I was lucky enough to be adopted at the age of 3. It was an open adoption, but I was young enough, that I don’t really remember it. I do remember the social worker coming to our house to do interviews and observations while we were still going through the foster care process, but that’s about it. Pretty sure the other “memories” I have are actually just figments of my active imagination. Your brain does that (fills in the gaps with ideas of what things may have been like.)
Fortunately, my mom (adopted) kept a journal of pretty much every day during that process, and about once or twice a week during the first few years. I wish I could remember where I put it, because some of those anecdotes are just plain amazing. Pretty sure I’ll find it when we move again.
I’ve always known that I was adopted, which has been a blessing, I think, growing up in today’s society. My parents were always completely open and honest with me about my infancy.
As the story goes, my mother (biological) was very young, and believed herself unfit to be a mother. Apparently she had a meltdown of some sort when I was about 6 months old, and she left me, wearing only a diaper, in an abandoned apartment. The local authorities discovered me, after an unspecified amount of time, when residents in the next door apartment called about the non-stop cries of an infant.
I am pretty thrilled to have zero recollection of these events, but even today, some 28 years later, I have scars (one on my foot, one on my forehead) from the broken glass that was strewn about in that empty apartment.
There was never any conversation, that I can remember, about my biological father. I only knew my mother’s name. In high school I got a little curious, like most adopted teenagers do, and tried to find her. Hooray for the birth of the Internet! With the internet being what it was 15 years ago, I struck out pretty fast. This was okay though, because it was really just an itch that went away after a little harmless scratching.
Several years later, I was planning my wedding, and that itch came back. It was a bit stronger this time, but when Facebook, MySpace and Google failed me, I gave up again. I decided that it was time to move on for good. I was starting my adult life, with my own family, and that was that.

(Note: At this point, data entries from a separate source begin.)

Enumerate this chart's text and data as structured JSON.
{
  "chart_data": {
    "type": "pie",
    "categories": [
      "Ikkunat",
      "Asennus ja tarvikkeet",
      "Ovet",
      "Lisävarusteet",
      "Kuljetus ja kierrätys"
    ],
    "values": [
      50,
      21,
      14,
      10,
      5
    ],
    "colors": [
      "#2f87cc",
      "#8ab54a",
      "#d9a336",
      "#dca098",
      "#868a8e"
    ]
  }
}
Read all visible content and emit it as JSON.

About a month after the wedding, we received a card from my old foster mom, to whom I am still related to by marriage, but that’s a long confusing story. In that card, there was an email address belonging to my biological grandmother, on my mother’s side. To my surprise, she has been living a mere 45 miles or so from where I have always called home. She wants to meet me, and talk to me, if I am willing. All of my prior curiosities instantly turned into bitterness and anger. “I’m 22, just got married and started a family of my own, and all of the sudden she wants to be a part of my life? I don’t think so!” That’s where I left it. I was upset, and pretty much over the whole thing.

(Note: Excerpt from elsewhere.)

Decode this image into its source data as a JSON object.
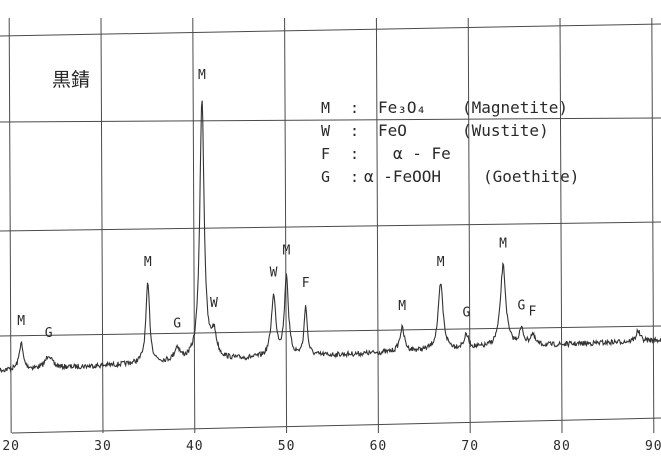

On July 23, 2011, I received a random friend request on Facebook. It was accompanied by a message that rocked my world…hard
It was from a woman named Cathy. She seemed to know who my parents (adopted) were. She knew my birthday, my maiden name, etc…
Cathy is my father’s daughter, and is close to me in age. She told me that her father had cheated on her mother with mine, and boom, half-siblings created. Turns out, I have a crap-load of biological half-siblings!!! There are 6 on my father’s side alone. I finally learned my father’s name and saw pictures of him. He’s not a bad lookin’ fella.
Cathy and I haven’t met yet, but we’ve shared some pleasant conversations. Today happens to be her birthday, which is why this has all been on my mind.
I’ve said all this to say, happy birthday to my long lost sister!